A memory flashed in my mind of the girl. Buck had swum her back to Neil’s boat and when they pulled her onboard, the sight of her would forever be burned into my soul. She’d been beaten so bad, her face was almost unrecognizable. And when I’d helped her into dry clothes, her body was covered in the abuse Miami had inflicted on her. She been so terrified, she was barely able to tell me her name was Ariel.
I shook off the memory. “So, Shorty’s bluffing.”
“Bluffing or fishing. He wants money and my gut says he’s got nothing but I have to operate under the assumption he has something.”
“Is it possible?”
“Anything’s possible. But I want to talk to Talon and Neil and see what we all remember.”

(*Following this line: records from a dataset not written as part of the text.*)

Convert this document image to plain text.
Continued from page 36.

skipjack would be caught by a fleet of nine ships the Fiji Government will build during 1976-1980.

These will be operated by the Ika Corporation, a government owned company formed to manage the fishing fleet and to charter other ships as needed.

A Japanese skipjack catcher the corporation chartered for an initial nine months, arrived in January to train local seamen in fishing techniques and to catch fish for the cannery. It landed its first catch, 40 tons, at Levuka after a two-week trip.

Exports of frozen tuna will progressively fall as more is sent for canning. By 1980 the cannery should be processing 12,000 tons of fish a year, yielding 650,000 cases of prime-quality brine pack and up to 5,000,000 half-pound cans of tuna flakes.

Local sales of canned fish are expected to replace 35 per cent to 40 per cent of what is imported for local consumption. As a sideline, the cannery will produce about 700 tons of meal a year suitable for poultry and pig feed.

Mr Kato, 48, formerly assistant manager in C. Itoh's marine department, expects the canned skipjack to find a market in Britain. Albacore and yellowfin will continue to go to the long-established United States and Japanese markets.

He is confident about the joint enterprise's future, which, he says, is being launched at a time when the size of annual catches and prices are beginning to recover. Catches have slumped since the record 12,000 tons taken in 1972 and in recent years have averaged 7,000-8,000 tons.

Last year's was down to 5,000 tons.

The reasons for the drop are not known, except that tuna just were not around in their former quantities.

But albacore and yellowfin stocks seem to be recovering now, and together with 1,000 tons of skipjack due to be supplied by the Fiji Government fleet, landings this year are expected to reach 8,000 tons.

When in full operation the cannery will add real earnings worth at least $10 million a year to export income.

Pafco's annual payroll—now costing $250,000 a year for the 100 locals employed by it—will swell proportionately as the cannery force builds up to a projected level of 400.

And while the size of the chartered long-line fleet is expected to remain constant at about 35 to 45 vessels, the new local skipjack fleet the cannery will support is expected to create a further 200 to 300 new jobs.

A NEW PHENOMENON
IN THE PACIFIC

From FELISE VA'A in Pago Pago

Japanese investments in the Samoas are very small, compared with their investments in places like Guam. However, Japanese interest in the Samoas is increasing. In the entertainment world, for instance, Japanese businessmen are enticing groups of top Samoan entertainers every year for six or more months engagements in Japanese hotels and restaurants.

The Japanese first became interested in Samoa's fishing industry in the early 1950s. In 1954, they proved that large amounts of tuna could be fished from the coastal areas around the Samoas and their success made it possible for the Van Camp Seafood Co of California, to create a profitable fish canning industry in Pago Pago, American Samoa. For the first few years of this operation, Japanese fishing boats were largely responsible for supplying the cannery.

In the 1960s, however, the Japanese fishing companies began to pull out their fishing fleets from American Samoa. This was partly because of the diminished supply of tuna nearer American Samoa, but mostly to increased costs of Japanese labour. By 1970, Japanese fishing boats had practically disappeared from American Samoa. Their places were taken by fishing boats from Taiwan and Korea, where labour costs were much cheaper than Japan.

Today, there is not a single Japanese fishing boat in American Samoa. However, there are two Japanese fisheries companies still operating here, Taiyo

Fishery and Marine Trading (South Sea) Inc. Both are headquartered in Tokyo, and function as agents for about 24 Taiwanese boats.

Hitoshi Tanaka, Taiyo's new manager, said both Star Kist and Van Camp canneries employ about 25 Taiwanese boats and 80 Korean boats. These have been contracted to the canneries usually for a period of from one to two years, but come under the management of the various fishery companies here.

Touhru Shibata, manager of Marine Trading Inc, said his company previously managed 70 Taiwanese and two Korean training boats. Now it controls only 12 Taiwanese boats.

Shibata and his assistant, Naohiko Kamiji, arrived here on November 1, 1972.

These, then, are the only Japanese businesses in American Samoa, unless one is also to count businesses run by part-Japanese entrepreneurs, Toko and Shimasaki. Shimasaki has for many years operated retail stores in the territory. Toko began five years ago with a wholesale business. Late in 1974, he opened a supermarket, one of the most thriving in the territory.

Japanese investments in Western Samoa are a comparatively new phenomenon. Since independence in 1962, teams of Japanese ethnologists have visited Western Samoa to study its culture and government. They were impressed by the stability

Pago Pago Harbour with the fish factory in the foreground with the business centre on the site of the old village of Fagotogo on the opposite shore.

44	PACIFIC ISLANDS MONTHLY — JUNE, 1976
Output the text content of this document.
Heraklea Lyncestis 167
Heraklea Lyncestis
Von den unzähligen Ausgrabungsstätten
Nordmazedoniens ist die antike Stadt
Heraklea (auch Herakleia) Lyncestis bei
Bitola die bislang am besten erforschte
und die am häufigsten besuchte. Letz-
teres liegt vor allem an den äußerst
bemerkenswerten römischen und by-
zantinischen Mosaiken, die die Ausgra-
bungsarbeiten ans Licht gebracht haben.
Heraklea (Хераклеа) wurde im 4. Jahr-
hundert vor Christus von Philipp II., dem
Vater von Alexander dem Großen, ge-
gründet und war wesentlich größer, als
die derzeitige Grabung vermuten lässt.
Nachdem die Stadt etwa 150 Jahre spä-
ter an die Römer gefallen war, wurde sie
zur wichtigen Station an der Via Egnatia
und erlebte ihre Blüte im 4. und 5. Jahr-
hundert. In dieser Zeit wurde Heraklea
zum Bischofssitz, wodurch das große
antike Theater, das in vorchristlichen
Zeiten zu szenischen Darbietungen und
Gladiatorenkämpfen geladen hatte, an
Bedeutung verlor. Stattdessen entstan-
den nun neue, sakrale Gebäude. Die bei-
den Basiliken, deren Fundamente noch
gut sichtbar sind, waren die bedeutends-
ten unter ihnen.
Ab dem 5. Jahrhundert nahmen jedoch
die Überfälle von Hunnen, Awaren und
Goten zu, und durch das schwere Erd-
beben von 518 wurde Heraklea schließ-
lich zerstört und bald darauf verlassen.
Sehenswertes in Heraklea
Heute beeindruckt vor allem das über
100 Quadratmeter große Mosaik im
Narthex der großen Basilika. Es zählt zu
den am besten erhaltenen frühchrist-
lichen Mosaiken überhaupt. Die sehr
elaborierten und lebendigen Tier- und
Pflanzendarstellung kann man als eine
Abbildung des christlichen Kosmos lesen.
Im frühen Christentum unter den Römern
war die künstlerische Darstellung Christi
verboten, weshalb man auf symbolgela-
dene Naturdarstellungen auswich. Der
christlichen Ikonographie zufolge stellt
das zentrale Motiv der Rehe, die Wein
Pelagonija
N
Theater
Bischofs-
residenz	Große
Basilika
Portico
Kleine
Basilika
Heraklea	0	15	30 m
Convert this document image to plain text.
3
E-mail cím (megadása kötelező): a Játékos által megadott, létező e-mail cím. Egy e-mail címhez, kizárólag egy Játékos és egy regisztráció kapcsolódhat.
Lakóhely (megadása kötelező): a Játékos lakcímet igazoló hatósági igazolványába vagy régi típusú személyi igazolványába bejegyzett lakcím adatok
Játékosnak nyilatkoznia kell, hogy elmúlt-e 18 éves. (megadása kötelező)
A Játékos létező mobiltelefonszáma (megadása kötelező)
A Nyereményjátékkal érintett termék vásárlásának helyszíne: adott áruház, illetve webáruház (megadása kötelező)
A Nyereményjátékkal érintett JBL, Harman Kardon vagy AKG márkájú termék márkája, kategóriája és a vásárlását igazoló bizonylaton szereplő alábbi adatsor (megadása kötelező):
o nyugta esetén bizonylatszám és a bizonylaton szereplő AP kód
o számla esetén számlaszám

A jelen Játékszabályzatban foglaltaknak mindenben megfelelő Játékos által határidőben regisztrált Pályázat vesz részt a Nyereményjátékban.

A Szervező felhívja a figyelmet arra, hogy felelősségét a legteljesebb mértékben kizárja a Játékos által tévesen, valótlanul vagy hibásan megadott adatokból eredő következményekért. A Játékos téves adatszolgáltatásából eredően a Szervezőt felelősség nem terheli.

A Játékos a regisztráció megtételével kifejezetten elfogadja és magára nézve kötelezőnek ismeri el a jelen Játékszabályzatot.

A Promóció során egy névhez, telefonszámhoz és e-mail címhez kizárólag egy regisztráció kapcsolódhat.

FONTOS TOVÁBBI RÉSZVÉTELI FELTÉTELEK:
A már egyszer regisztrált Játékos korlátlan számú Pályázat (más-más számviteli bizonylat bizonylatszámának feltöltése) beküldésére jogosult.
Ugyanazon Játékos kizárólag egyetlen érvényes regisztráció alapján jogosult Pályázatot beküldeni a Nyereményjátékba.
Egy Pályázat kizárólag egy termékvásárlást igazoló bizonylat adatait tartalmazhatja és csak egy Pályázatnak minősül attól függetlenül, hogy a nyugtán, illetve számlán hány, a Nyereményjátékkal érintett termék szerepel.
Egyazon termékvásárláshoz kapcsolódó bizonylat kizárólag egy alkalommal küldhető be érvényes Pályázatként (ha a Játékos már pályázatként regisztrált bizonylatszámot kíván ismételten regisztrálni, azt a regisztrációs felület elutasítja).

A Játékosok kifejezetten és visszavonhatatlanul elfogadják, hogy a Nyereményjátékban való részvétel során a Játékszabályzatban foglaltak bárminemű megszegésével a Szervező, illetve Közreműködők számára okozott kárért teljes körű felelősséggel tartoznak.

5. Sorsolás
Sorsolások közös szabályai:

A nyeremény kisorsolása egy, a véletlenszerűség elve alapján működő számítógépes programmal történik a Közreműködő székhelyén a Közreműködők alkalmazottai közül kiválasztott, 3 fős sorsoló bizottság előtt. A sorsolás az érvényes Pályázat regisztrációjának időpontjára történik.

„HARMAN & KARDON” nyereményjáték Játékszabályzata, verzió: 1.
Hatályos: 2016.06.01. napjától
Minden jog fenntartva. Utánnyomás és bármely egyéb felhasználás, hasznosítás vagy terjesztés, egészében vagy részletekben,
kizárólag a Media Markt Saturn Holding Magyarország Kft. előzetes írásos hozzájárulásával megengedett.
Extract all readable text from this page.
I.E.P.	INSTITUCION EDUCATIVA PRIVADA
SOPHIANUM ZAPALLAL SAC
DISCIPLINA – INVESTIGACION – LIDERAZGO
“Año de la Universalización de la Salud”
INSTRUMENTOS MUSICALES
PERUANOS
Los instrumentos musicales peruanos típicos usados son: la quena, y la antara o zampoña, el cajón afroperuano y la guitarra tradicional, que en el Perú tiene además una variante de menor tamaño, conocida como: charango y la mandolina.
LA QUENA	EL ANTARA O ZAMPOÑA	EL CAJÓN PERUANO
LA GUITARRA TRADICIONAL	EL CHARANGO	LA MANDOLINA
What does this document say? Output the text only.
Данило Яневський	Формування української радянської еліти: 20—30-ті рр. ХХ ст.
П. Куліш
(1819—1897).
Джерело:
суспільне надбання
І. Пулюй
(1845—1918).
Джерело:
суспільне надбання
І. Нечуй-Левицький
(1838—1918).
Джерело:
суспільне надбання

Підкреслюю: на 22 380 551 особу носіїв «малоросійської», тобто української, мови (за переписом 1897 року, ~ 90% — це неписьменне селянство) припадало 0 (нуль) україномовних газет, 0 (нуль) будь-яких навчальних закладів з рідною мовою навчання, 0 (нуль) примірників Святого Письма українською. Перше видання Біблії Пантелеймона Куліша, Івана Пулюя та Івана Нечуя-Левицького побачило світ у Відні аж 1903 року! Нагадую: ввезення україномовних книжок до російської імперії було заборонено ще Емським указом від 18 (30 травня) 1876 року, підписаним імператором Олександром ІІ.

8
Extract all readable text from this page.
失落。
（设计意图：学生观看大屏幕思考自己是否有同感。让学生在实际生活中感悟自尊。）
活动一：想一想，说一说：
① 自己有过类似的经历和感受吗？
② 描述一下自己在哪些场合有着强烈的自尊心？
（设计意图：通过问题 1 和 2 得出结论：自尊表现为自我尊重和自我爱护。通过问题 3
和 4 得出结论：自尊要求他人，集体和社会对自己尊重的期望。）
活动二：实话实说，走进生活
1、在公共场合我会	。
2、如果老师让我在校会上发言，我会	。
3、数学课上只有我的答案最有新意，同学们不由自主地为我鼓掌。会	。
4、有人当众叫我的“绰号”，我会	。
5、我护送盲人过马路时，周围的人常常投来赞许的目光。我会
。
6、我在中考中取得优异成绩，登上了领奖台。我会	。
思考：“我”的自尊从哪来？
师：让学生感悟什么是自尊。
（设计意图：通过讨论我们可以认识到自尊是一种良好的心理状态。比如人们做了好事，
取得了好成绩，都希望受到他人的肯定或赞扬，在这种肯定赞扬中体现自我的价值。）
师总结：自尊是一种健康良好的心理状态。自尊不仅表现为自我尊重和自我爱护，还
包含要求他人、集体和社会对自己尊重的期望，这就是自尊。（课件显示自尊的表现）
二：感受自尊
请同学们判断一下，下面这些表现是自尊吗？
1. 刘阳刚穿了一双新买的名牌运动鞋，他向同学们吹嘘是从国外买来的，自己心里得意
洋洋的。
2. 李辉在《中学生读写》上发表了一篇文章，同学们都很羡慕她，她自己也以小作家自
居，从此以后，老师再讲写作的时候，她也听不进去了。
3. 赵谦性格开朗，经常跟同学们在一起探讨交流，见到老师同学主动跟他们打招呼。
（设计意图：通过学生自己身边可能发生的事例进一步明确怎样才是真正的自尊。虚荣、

Shit. “This is a nightmare,” I mumbled.
His face softened. “No, two days ago was the nightmare and you pulled through.” He caressed my cheek then inclined his head toward the front of the house. “That was just noise.”
“But you’re worried.” I saw it, in his actions, in his expression.
“I’m worried about leaving you alone,” he admitted.
“Not about what Shorty has?”
“No. Assholes like him are a dime a dozen and they all sing the same song. When push comes to shove, he’ll cave. And trust me, I’m going to push.”
I leaned forward and put my head to his chest. I was scared but if there was one thing I had complete confidence in, it was Buck’s ability to push back. I’d seen him in action. He was lethal. I lifted my eyes and met his. “Push hard,” I breathed.
He held my stare. “You’re beautiful.”
“I’m scared,” I admitted.
“I’m not gonna let anything happen to you,” he said adamantly.